Gerry Mulligan took the baritone saxophone – the big, ungainly horn at the bottom of the section – and made it light, lyrical, and central. Before him the baritone was mostly ballast in a big band. After him it was a lead voice, capable of melody as graceful as any trumpet’s. Almost single-handedly he gave the instrument its place in modern jazz.
He was a gifted arranger first. As a young man he wrote for the Miles Davis sessions that became Birth of the Cool, helping define the whole relaxed, carefully voiced aesthetic of cool jazz. Then in 1952 he formed a quartet with Chet Baker that had no piano at all – just baritone, trumpet, bass, and drums – and the open, interweaving counterpoint of those two horns became one of the signature sounds of the decade.
The pianoless idea was radical and it worked because Mulligan and Baker listened so closely, weaving lines around each other like a conversation. It influenced countless groups and proved you didn’t need a chord instrument to imply the harmony – the horns could do it themselves.
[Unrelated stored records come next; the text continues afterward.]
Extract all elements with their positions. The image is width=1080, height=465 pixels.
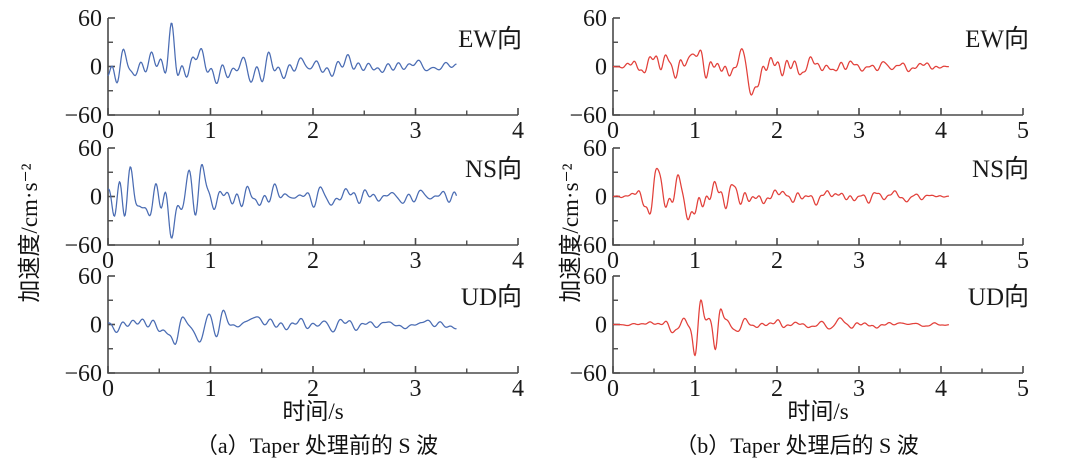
y-tick-label: 0 [595,313,607,339]
x-tick-label: 1 [205,248,217,274]
axis-spine [612,148,1023,246]
trace-direction-label: NS向 [972,155,1029,183]
x-tick-label: 3 [410,248,422,274]
y-tick-label: 0 [595,55,607,81]
y-tick-label: 60 [78,6,102,32]
y-tick-label: −60 [64,361,102,387]
plot-b-ew: 5 4 3 2 1 0 −60 0 60 EW向 [555,6,1035,144]
y-tick-label: 60 [583,136,607,162]
x-tick-label: 2 [307,118,319,144]
x-axis-label-left: 时间/s [282,399,344,424]
y-tick-label: 0 [90,55,102,81]
plot-a-ud: 4 3 2 1 0 −60 0 60 UD向 [50,264,530,402]
plot-b-ns: 5 4 3 2 1 0 −60 0 60 NS向 [555,136,1035,274]
trace-direction-label: EW向 [458,25,522,53]
y-axis-label-left: 加速度/cm·s⁻² [17,163,42,303]
x-tick-label: 4 [935,118,947,144]
x-tick-label: 1 [689,248,701,274]
x-tick-label: 5 [1017,118,1029,144]
x-tick-label: 3 [410,118,422,144]
y-tick-label: 0 [90,313,102,339]
axis-spine [107,18,518,116]
caption-a: （a）Taper 处理前的 S 波 [195,433,439,458]
x-tick-label: 4 [512,376,524,402]
x-tick-label: 5 [1017,248,1029,274]
y-tick-label: 0 [90,185,102,211]
x-tick-label: 0 [607,118,619,144]
x-tick-label: 3 [853,376,865,402]
x-tick-label: 2 [307,376,319,402]
x-tick-label: 1 [689,376,701,402]
waveform-trace [107,164,458,239]
x-tick-label: 1 [205,376,217,402]
axis-spine [612,18,1023,116]
y-tick-label: 60 [78,264,102,290]
x-tick-label: 4 [512,118,524,144]
waveform-trace [612,48,949,96]
x-tick-label: 5 [1017,376,1029,402]
x-tick-label: 1 [689,118,701,144]
y-tick-label: −60 [64,233,102,259]
x-tick-label: 3 [410,376,422,402]
x-tick-label: 2 [307,248,319,274]
plot-b-ud: 5 4 3 2 1 0 −60 0 60 UD向 [555,264,1035,402]
y-tick-label: 0 [595,185,607,211]
trace-direction-label: UD向 [461,283,522,311]
plot-a-ns: 4 3 2 1 0 −60 0 60 NS向 [50,136,530,274]
x-tick-label: 2 [771,376,783,402]
axis-spine [612,276,1023,374]
x-tick-label: 0 [607,376,619,402]
axis-spine [107,276,518,374]
waveform-trace [107,22,457,85]
x-tick-label: 0 [102,376,114,402]
x-tick-label: 3 [853,248,865,274]
x-tick-label: 2 [771,118,783,144]
x-tick-label: 0 [607,248,619,274]
trace-direction-label: EW向 [965,25,1029,53]
x-axis-label-right: 时间/s [787,399,849,424]
x-tick-label: 2 [771,248,783,274]
x-tick-label: 1 [205,118,217,144]
x-tick-label: 4 [512,248,524,274]
trace-direction-label: UD向 [968,283,1029,311]
y-tick-label: 60 [78,136,102,162]
waveform-trace [107,309,457,345]
y-tick-label: 60 [583,6,607,32]
waveform-trace [613,299,950,357]
axis-spine [107,148,518,246]
x-tick-label: 0 [102,118,114,144]
plot-a-ew: 4 3 2 1 0 −60 0 60 EW向 [50,6,530,144]
x-tick-label: 4 [935,248,947,274]
y-tick-label: −60 [64,103,102,129]
y-tick-label: −60 [569,233,607,259]
trace-direction-label: NS向 [465,155,522,183]
y-tick-label: −60 [569,361,607,387]
y-tick-label: 60 [583,264,607,290]
caption-b: （b）Taper 处理后的 S 波 [675,433,919,458]
x-tick-label: 4 [935,376,947,402]
waveform-trace [612,167,949,221]
y-tick-label: −60 [569,103,607,129]
x-tick-label: 0 [102,248,114,274]
x-tick-label: 3 [853,118,865,144]
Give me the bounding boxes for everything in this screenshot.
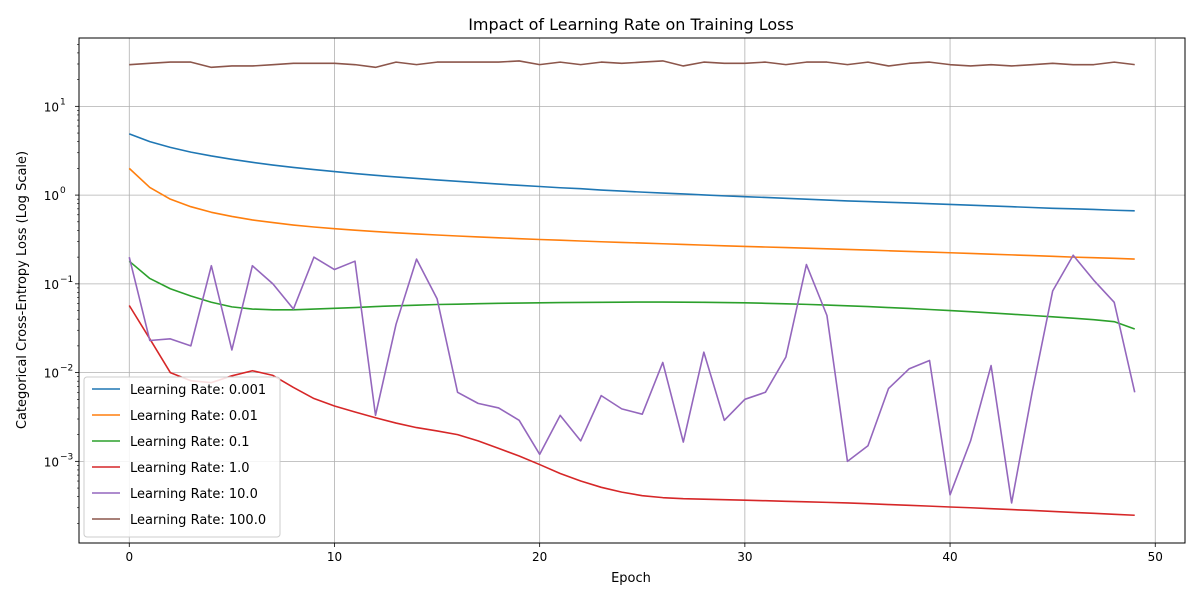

Mulligan kept working in all sorts of settings for decades, leading bands, writing, collaborating across the jazz spectrum. Tall, red-haired, and articulate, he was one of the music’s great craftsmen, equally important as player and composer.
Start here
The Gerry Mulligan Quartet with Chet Baker recordings (1952–53) are the essential cool statement.
Birth of the Cool (Miles Davis, 1949–50), which Mulligan helped write and arrange, is where it all begins.